I read probably more than is healthy. I’ve been thinking of those audiobooks (formerly books on tape) because I think I could listen to a book while I go out for a walk, rather than just laying in bed and turning pages.
Reading has always been important to me. I can remember crying as a little boy, because I just knew that there was a whole world out there that I was missing out on, because I couldn’t yet read. I remember Dad holding a Scotch tape dispenser and slowly moving his thumb to uncover more letters, and getting frustrated because the closest I could come was “tap-eee”. Anyway, I got better. My home is full of books—many I have actually read!
The last book I read was one that was quite popular several years ago, and on a lot of book club lists. Erik Larson’s The Devil in the White City: Murder, Magic, and Madness at the Fair that Changed America.
I had never heard of this story, even though I’m drawn to both History and the True Crime genre, often. But I heard a couple of podcasts from “Stuff You Missed In History Class” (Part One and Part Two), and then caught a mildly cheesy treatment of the story in an episode of the television show Haunted History.
The weird thing about this is that I have actually been in, and remarked upon the architecture of, one of the buildings that remains from the Chicago World’s Fair. I had no idea.

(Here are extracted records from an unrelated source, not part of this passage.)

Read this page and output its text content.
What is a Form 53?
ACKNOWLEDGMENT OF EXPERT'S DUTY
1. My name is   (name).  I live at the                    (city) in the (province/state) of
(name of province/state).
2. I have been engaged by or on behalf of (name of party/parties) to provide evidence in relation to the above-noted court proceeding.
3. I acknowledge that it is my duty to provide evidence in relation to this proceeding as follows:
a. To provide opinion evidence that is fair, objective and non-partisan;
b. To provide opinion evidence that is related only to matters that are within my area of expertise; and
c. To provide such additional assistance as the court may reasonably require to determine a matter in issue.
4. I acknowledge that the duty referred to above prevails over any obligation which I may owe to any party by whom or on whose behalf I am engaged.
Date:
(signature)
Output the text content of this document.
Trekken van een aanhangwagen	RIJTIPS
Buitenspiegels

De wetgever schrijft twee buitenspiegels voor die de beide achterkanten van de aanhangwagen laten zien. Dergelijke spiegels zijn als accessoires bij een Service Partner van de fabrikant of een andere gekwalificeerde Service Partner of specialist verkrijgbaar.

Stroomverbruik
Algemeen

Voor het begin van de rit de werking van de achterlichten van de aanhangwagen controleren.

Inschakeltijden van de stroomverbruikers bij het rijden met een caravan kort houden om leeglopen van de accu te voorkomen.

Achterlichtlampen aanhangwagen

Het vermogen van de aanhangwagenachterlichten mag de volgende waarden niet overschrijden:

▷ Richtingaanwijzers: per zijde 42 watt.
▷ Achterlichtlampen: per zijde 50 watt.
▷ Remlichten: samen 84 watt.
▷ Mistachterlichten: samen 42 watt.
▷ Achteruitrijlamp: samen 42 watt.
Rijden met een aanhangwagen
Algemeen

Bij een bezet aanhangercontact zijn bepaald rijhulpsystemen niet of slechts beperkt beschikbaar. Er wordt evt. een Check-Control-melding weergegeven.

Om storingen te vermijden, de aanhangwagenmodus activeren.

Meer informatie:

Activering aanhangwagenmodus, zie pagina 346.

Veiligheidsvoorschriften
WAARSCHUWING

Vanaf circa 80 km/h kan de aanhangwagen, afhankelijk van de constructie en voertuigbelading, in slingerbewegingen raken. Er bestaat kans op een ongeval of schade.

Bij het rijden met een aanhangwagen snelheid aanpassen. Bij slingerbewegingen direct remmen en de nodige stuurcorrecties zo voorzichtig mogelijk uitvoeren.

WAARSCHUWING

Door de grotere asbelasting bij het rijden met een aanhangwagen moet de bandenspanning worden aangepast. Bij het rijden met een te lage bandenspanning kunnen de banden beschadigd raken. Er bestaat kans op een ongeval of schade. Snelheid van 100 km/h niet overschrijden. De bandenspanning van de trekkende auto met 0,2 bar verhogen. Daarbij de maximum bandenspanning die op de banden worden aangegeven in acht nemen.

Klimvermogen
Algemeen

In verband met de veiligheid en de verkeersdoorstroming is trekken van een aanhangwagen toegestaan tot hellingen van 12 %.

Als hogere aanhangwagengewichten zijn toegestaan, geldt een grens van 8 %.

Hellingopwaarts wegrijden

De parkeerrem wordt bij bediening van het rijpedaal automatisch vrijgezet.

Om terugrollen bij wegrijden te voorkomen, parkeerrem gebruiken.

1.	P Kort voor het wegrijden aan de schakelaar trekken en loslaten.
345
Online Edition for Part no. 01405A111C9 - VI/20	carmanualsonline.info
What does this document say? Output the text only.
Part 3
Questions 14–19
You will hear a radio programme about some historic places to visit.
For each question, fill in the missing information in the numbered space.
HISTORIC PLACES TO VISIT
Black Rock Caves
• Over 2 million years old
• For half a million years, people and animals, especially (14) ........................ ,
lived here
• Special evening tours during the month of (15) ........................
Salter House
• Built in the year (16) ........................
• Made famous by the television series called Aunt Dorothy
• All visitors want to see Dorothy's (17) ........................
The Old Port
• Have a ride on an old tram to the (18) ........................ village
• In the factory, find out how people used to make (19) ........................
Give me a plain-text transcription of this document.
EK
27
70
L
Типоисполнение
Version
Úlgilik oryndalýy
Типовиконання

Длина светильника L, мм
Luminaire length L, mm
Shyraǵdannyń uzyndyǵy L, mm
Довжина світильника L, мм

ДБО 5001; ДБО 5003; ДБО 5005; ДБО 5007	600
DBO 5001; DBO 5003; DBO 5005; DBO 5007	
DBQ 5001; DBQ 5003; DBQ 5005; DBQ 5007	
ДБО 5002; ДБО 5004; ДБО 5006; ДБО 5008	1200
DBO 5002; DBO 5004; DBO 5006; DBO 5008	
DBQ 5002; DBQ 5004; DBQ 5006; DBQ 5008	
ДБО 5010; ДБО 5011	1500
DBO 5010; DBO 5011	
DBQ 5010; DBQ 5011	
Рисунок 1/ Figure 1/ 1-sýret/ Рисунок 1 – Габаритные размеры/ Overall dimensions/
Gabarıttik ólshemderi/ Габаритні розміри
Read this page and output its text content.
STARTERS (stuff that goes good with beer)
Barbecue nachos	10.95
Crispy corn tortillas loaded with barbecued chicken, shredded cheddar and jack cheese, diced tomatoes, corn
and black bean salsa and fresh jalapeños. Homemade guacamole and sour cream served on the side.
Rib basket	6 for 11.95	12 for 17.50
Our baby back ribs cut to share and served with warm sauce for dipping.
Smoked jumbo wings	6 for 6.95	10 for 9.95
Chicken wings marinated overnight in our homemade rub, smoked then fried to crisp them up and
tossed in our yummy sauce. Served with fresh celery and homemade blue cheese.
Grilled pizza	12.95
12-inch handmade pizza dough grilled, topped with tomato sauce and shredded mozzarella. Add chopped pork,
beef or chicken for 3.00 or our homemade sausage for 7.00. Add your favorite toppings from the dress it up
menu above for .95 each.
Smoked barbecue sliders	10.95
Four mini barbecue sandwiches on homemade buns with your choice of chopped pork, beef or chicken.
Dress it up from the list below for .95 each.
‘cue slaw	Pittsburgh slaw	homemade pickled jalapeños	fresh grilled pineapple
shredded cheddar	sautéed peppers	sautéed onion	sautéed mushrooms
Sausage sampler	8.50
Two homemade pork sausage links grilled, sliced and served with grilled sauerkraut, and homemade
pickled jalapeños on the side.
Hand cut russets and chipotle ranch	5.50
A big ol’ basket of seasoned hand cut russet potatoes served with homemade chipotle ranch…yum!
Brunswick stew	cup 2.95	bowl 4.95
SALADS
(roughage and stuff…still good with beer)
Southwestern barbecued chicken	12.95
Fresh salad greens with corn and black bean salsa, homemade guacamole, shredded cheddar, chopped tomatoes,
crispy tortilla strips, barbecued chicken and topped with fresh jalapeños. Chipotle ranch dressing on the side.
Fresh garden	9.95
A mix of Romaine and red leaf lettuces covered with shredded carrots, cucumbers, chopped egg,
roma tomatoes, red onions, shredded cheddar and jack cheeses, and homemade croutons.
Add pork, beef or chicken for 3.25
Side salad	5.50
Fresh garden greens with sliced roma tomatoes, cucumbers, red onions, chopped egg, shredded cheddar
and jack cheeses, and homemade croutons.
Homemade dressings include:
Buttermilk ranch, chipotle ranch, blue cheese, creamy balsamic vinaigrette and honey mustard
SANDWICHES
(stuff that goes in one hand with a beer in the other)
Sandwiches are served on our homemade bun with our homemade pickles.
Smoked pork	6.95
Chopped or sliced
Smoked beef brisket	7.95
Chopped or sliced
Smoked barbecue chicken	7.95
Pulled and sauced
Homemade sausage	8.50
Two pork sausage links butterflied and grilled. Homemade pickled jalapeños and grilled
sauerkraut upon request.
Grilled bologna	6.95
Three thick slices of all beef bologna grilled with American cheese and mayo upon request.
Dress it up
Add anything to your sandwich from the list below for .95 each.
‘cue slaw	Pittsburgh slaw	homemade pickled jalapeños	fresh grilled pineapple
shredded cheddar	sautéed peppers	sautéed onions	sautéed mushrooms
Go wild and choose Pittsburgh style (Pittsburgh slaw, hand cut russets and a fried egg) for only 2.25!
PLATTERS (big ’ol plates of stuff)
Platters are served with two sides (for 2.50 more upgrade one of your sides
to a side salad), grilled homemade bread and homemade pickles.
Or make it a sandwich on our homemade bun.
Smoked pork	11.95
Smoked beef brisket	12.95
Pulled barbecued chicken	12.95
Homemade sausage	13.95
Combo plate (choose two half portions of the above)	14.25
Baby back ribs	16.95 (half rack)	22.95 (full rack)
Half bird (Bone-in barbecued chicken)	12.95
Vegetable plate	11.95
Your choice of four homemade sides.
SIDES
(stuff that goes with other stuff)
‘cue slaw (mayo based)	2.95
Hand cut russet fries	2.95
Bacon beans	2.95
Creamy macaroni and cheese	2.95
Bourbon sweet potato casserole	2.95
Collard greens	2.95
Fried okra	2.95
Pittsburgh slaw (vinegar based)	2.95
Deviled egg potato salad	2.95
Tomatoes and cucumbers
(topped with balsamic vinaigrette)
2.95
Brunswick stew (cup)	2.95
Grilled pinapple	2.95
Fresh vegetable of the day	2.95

Larson does a great job in this book, switching between the the drama and tension of a roomful of egos and architects and the actual drama of Holmes’ taking random fair visitors out of the gene pool in his purposefully designed ‘Murder Castle’ only blocks from the Fair. About the time you get to thinking maybe this is a little too tense and it might be a great time to put this down for a while, he switches back to the boardroom and the debate about what kind of flowers to plant, and where. It’s a complex story, wonderfully told, and worth your time if you’re a fan of History, Crime or just curious about how a huge enterprise comes together and comes apart, like the Chicago World’s Fair.